Is that a math text? I am not really familiar with it, but from what I heard it sounds more like a physics/engineering text. Does it have any formal proofs in it?

You won't be able to get too far with a proofless(?) Abstract Algebra text if there exists one to begin with. Even Charles Pinter's A Book of Abstract Algebra presupposes some degree of mathematical maturity.

Anyway, try these and see if you like them:


Visual Group Theory by Nathan Carter


Learning Modern Algebra: From Early Attempts to Prove Fermat's Last Theorem by Al Cuoco, Joseph J. Rotman

u/rcochrane · 3 pointsr/math

FWIW I had no fun with mathematics in school and didn't start studying it til I was in my thirties.

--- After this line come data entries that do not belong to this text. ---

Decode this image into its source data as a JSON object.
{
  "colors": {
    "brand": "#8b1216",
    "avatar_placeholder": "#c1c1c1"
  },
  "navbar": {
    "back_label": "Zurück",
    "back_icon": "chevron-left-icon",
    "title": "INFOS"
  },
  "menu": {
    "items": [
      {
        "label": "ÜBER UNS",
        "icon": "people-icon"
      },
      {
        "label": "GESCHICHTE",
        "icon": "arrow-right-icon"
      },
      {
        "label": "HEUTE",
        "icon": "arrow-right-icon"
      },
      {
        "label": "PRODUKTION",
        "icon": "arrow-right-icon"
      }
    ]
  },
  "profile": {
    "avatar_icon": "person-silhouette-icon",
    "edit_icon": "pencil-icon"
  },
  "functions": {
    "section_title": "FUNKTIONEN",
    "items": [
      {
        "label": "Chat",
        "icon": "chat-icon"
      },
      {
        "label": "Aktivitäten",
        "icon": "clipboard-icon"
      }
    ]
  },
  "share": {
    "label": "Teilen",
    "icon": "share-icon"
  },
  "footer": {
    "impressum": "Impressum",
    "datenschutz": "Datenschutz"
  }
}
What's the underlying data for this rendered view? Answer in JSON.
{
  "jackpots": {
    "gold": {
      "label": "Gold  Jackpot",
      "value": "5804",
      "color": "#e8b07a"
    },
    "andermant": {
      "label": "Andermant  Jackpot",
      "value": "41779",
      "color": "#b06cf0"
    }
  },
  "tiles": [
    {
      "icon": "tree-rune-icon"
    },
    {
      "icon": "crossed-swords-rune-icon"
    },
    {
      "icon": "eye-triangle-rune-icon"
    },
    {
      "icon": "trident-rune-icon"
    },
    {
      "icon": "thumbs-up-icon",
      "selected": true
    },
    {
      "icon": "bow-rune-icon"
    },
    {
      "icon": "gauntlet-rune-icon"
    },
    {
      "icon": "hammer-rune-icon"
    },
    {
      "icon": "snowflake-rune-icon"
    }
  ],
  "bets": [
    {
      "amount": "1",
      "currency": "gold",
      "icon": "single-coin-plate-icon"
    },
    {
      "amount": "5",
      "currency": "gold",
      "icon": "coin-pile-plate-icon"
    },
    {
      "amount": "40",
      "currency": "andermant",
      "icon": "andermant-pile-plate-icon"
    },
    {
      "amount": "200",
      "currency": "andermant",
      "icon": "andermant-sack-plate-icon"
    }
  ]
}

I'm no genius, but I now teach the subject and still self-study it. You don't need any mysterious talent to get very competent at university-level maths, just to be interested enough in it to put the hours in.

Self-study is hard and frustrating. Be prepared for that. Reading one page can take a day. You can stare at a definition or theorem for hours and not understand it. Looking things up in multiple books can really help with that -- there are some good resources online as well. Also, some things just take a while to "cook" in the brain; keep at it. Take lots and lots of notes, preferably with pictures. Do plenty of exercises. When you're really stumped, post here.

I'll echo what others have said: add to Spivak a couple of other books so you can change it up. A book on group theory and one on linear algebra would be a nice combination -- maybe one on discrete maths, probability or something similar as well if that interests you. For group theory I think this book is fantastic, though it's expensive.

If you really want to make it through Spivak, make a plan. Break the book down into, say, 50-page chunks and make 50 pages your target for each week (I have no idea whether this is too ambitious for you -- try it and see). Track your progress. Celebrate when you hit milestones.

Good luck!

[EDIT: Also, be aware that maths books aren't really designed to be read like novels. Skim a chapter first looking for the highlights and general ideas, then drill into some of the details. Skip things that seem difficult and see if they become important later, then go back (with more motivation) etc.]

u/lamson12 · 2 pointsr/math

Here is an actual blog post that conveys the width of the text box better. Here is a Tufte-inspired LaTeX package that is nice for writing papers and displaying side-notes; it is not necessary for now but will be useful later on. To use it, create a tex file and type the following:

\documentclass{article}
\usepackage{tufte-latex}

\begin{document}
blah blah blah
\end{document}

But don't worry about it too much; for now, just look at the Sample handout to get a sense for what good design looks like.

I mention AoPS because they have good problem-solving books and will deepen your understanding of the material, plus there is an emphasis on proof-writing when solving USA(J)MO and harder problems. Their community and resources tabs have many useful things, including a LaTeX tutorial.

Free intro to proofs books/course notes are a google search away and videos on youtube/etc too. You can also get a free library membership as a community member at a nearby university to check out books. Consider Aluffi's notes, Chartrand, Smith et al, etc.

You can also look into Analysis with intro to proof, a student-friendly approach to abstract algebra, an illustrated theory of numbers, visual group theory, and visual complex analysis to get some motivation. It is difficult to learn math on your own, but it is fulfilling once you get it. Read a proof, try to break it down into your own words, then connect it with what you already know.

Feel free to PM me v2 of your proof :)

u/Oh_How_Absurd · 1 pointr/math

Eh. Not every abstract algebra/group theory textbook even tries to link its topics to the intuitive modes of thinking that evolution had to work with.

https://www.amazon.com/Visual-Group-Theory-Problem-Book/dp/088385757X

This book might be worth a shot?

..You're probably beyond this level though.